1. From $a_{11}$: $2xy+3 = 0 \implies 2xy = -3$
2. From $a_{12}$: $x+2+3y = 1 \implies x+3y = -1$
3. From $a_{13}$: $2x+4+6y = 2 \implies 2(x+3y)+4 = 2$. Substituting $x+3y=-1$ from (2), we get $2(-1)+4=2 \implies -2+4=2 \implies 2=2$. This is consistent.
4. From $a_{21}$: $x^2+3xy+2x = x \implies x^2+3xy+x = 0$.
5. From $a_{22}$: $3+2xy = 0$. This is the same as (1).
6. From $a_{23}$: $6+3x+9y = 3 \implies 3(2+x+3y) = 3 \implies 2+x+3y = 1 \implies x+3y = -1$. This is the same as (2).
7. From $a_{31}$: $x+2+3y = 1$. This is the same as (2).
8. From $a_{32}$: $xy+2y+3y^2 = y \implies xy+y+3y^2 = 0 \implies y(x+1+3y) = 0$. Since $2xy=-3$, $y \neq 0$. Therefore, $x+1+3y = 0 \implies x+3y = -1$. This is the same as (2).
9. From $a_{33}$: $2xy+3 = 0$. This is the same as (1).

So, we have two independent equations: (I) $2xy = -3$ (II) $x+3y = -1$

From equation (II), we can express $y$ in terms of $x$: $3y = -1-x \implies y = \frac{-1-x}{3}$. Substitute this expression for $y$ into equation (I): $2x \left( \frac{-1-x}{3} \right) = -3$ $2x(-1-x) = -9$ $-2x - 2x^2 = -9$ $2x^2 + 2x - 9 = 0$

This is a quadratic equation for $x$. We use the quadratic formula $x = \frac{-b \pm \sqrt{b^2-4ac}}{2a}$: $x = \frac{-2 \pm \sqrt{2^2 - 4(2)(-9)}}{2(2)}$ $x = \frac{-2 \pm \sqrt{4 + 72}}{4}$ $x = \frac{-2 \pm \sqrt{76}}{4}$ $x = \frac{-2 \pm 2\sqrt{19}}{4}$ $x = \frac{-1 \pm \sqrt{19}}{2}$

We are given that $x$ is a positive value.
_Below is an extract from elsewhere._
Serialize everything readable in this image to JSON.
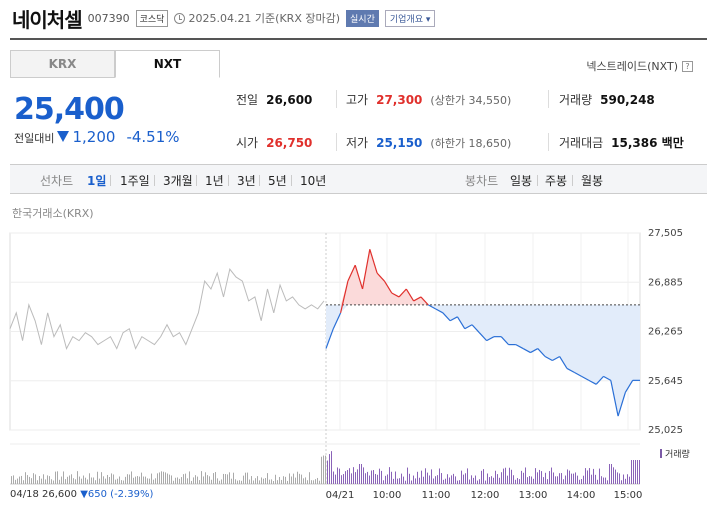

Therefore, we choose the positive root: $x = \frac{-1 + \sqrt{19}}{2}$

Now, we need to find $n \in N$ such that $x \in (n-1, n]$. We know that $4^2 = 16$ and $5^2 = 25$, so $4 < \sqrt{19} < 5$. To get a more precise estimate, $4.3^2 = 18.49$ and $4.4^2 = 19.36$. So $4.3 < \sqrt{19} < 4.4$. Let's use these bounds to estimate $x$: Lower bound for $x$: $\frac{-1 + 4.3}{2} = \frac{3.3}{2} = 1.65$ Upper bound for $x$: $\frac{-1 + 4.4}{2} = \frac{3.4}{2} = 1.7$ So, $1.65 < x < 1.7$.
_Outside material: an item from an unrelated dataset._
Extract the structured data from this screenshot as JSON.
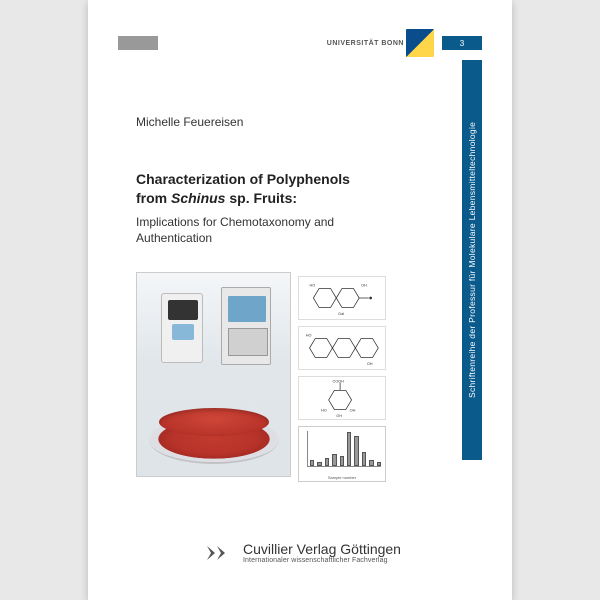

This implies that $x$ lies between 1 and 2. Therefore, $x \in (1, 2]$. Comparing this with the given interval $(n-1, n]$, we find that $n-1 = 1$ and $n=2$. Thus, $n=2$.

Finally, we need to calculate $\frac{45}{n^3}$: $\frac{45}{n^3} = \frac{45}{2^3} = \frac{45}{8}$.

The final answer is $\boxed{\frac{45}{8}}$.